Birch ply (resin-laminated) was traditionally used for model boats when they were powered by diesel or glowplug I/C motors. These created a lot of structural vibration and so the model needed to be strong enough to withstand it. It was also a fairly rigorous test of a model when it came to starting the things. Now that most of us use vibration-free electric motors that necessity has diminished. It remains easier to obtain a reasonable finish quickly on birch ply because it's smoother initially, and liteply must always be thoroughly water-proofed to prevent it delaminating if it gets wet. However for an excellent finish you need to spend a lot of time on surface preparation, irrespective of what material the model is made of.
|Ian Riddick 1||15/05/2020 10:11:53|
|13 forum posts|
Dave, thanks for the reply, the material is obviously inferior and I have had most problems when filing the edges of the windows and the edge of the deck cutout see photo. I shall continue and persevere reglieing where necessary and next time buy some from SLEC.
|Paul T||15/05/2020 10:12:26|
7140 forum posts
You! a grumpy old man........never
There is a lot of 'liteply' coming from China which, like most things from China is cheap in more than one sense. It could be that your local model shop has quite innocently acquired through a third party importer. The shop will wish to protect its reputation and will be grateful for being told about this problem.
|Chris E||15/05/2020 10:40:50|
|98 forum posts|
Arn't we all grumpy old men?
This reminds me of the brushed v brushless debate.
There is a problem with liteply which is that many of us don't really know much about it and have little experience of using it.
SLEC is great unless you want a large piece and don't live in Norfolk.
You have, in the past said that there is a lot on the forum but if you search for Liteply then this thread is the only thing that comes up. I don't doubt that the information is somewhere but if you cannot find it then it is lost.
So I think that we have a series of problems which cause much of the distrust.
1. How do you recognise, before using it, what is good Liteply and what is rubbish?
2. How do you store liteply when large sheets cannot be laid flat. How does that differ from how we have all been storing normal ply for years?
3. How do you cut Liteply. I know that you say that you cut Liteply with a knife but is that all thicknesses? Cutting curves with a knife easy isn't easy so does it sand / file to shape differently from normal ply? what is the best way?

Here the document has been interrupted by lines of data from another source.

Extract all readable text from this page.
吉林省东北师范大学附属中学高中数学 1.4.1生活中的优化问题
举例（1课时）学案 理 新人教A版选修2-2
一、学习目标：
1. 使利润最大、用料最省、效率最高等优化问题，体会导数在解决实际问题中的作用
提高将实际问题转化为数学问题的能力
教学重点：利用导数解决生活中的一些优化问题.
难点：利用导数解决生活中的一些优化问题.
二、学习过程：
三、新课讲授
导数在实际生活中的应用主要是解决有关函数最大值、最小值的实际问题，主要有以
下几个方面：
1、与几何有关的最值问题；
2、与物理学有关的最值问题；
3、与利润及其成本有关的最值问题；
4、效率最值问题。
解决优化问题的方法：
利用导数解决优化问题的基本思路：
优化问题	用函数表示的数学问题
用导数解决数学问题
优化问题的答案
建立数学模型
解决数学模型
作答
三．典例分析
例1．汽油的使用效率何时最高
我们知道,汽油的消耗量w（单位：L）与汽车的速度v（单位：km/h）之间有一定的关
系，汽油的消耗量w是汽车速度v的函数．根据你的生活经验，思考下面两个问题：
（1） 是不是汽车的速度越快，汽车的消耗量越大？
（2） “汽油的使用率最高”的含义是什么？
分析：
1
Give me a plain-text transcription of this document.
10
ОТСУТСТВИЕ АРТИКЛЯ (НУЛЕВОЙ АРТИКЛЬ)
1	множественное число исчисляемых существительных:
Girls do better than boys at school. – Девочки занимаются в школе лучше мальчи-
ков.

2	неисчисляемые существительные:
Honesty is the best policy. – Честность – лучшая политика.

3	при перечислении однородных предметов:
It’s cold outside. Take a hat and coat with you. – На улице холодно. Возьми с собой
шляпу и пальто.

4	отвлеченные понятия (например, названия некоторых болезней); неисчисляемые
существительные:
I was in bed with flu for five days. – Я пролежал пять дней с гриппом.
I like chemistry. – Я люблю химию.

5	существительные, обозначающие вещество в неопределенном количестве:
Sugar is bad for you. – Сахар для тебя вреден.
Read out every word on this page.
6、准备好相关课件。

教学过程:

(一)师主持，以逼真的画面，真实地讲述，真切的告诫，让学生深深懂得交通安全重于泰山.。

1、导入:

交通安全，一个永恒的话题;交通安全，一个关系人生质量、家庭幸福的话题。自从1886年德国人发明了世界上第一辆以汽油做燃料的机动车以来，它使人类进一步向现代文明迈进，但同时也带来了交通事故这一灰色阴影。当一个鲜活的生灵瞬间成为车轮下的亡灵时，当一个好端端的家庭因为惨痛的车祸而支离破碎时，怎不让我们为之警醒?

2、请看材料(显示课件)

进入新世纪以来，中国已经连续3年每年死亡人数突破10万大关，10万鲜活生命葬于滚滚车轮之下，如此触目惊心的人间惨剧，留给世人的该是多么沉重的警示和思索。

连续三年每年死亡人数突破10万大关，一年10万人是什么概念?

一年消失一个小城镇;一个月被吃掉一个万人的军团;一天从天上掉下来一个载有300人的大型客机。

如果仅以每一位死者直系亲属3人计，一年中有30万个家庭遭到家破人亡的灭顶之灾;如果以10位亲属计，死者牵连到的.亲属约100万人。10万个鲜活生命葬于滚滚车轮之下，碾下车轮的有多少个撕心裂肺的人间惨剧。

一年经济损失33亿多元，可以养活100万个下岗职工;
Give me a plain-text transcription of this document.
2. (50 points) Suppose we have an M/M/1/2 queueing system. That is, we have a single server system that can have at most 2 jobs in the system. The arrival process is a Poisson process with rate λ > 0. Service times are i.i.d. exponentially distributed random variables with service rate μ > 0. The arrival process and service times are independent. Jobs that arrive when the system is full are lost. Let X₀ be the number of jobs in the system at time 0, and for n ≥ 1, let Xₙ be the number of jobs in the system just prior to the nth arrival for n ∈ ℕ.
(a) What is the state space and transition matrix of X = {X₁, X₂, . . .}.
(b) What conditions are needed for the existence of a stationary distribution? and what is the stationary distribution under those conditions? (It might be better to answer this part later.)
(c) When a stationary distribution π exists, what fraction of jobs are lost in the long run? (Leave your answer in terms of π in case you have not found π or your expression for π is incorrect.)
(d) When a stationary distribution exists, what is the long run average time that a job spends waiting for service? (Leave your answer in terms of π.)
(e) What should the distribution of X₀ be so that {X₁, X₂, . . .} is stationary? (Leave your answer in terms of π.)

4. How do you "thoroughly water proof" the model as opposed to what has always been done with modelling plywood?
5. Any specific methods for finishing a Liteply model?
6. What is Litply useful for and when should it be avoided?
7. Which tools are useful for Liteply, what are they useful for and which tools would a modeller reach for but should be avoided?
8. etc etc.
I don't see a campaign to down Liteply but many of us work with partial information that can easily lead to problems which get raised here.
I, for one would welcome a serious tutorial on the use of Liteply that could be referred to when required.